I recall on some occasions, I would call Gracie to bed, and she would have none of it. Why leave a perfectly overstuffed chair for a cold room with a man who snores louder than she does. And then, about an hour later, she would vacate her throne, pressed to do so by my annoying practice of lowering the thermostat to 50 degrees at night. As she trundled up the stairs in her signature zig-zag climbing style, she’d pause on the landing to hack, cough, grunt, sneeze, snort and make other tried-and-true bulldog sounds. In most cases, I’d already be asleep, and Gracie would scratch the bed-frame to alert me that she needed to be lifted up and tucked in. In a sleepy stupor, I would roll out of bed pick up my fifty-pound foot-warmer, and see to her comfort and appropriate placement. In mere minutes we’d both be asleep, cuddled up and ready to dream about marrow bones, and macaroons, respectively.

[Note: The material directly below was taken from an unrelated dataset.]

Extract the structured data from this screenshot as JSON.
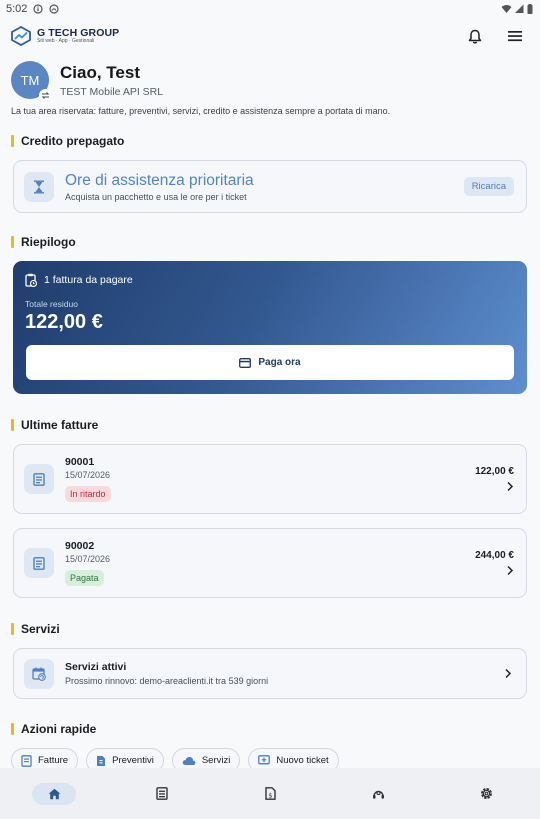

The last several months have been tough. Gracie seemed to age overnight following the death of Boz. She was sad, I was sad; we sorely missed our bombastic little buddy. When I worked outside, she would follow me to the truck and then just sit there until I opened the door and lifted her in. She’d contently nap there for the rest of the day. I left the door ajar so she could leave at will, but it appeared sleeping shotgun in a parked truck was her preferred regimen in the absence of sofa-surfing with her main squeeze.
She started sleeping all day (as opposed to three-quarters of the day) and was not too interested in eating or drinking. Toward the end, I was hand feeding her, and just trying to make her comfortable. She was a scrappy girl, one who had won my heart about ten years ago when I adopted her at two. We had a very good run: a decade of joyful memories, relatively good health, and lots of love, field trips, and treats along the way. What a gift she was, and what a gift my memory of her is.
Goodnight Gracie, and give my love to Boz. May your new digs have a toasty hearth, bountiful butt rubs, and a bottomless bowl of treats.